A high-profile example of what Malkary describes is the failure of Google Flu Trends (GFT), the company’s effort at tracking search data and alerting public health officials of flu outbreaks before the Centers for Disease Control could know about them.

“When Google quietly euthanized the program … it turned the poster child of big data into the poster child of the foibles of big data,” write political science professors David Lazer and Ryan Kennedy in Wired.  “But GFT’s failure doesn’t erase the value of big data … The value of the data held by entities like Google is almost limitless, if used correctly.”

Google’s adventure becomes a lesson for those that come after, adding to acquired knowledge and contributing to later success. In many ways, that same ethic is at the heart of the optimism surrounding all these piles of data we are starting to acquire. Right now, the rhetoric is ahead of the reality, but the gap between the two is closing rapidly enough that there is reason to believe the use of big data in population health will become common.

But do we still need an accepted definition to work from?

Actually, according to Kindig, we need two.

While population health is often viewed as a mostly clinical measure, Kindig feels the terms population health management or population medicine better describe this physiological aspect of group wellness.

“The traditional population health definition can then be reserved for geographic populations, which are the concern of public health officials, community organizations, and business leaders,” he says, and which factor in contributors like education, employment and other non-clinical issues.

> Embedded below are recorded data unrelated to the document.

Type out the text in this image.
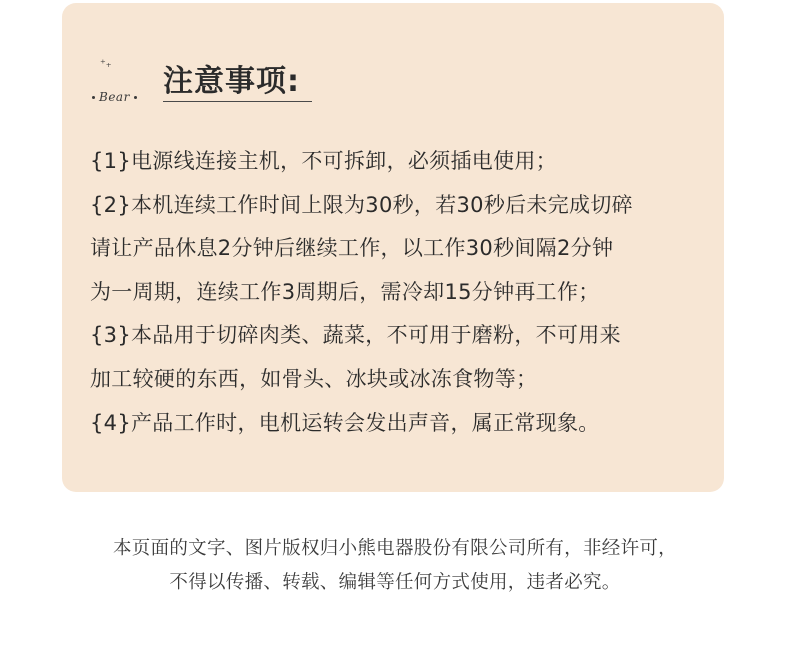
⁺₊
Bear	注意事项:
{1}电源线连接主机，不可拆卸，必须插电使用；
{2}本机连续工作时间上限为30秒，若30秒后未完成切碎
请让产品休息2分钟后继续工作，以工作30秒间隔2分钟
为一周期，连续工作3周期后，需冷却15分钟再工作；
{3}本品用于切碎肉类、蔬菜，不可用于磨粉，不可用来
加工较硬的东西，如骨头、冰块或冰冻食物等；
{4}产品工作时，电机运转会发出声音，属正常现象。
本页面的文字、图片版权归小熊电器股份有限公司所有，非经许可，
不得以传播、转载、编辑等任何方式使用，违者必究。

Geography on one side and whatever the determinant is—ethnicity, education, diet—on the other. It may not get us down the path to universal understanding, but it does provide the kind of flexibility that will probably come in handy as we look for new ways to analyze mounds of data in search of healthier populations.

Richard Sullivan is chief operations officer for Medsphere Systems Corporation, the solution provider for the OpenVista electronic health record.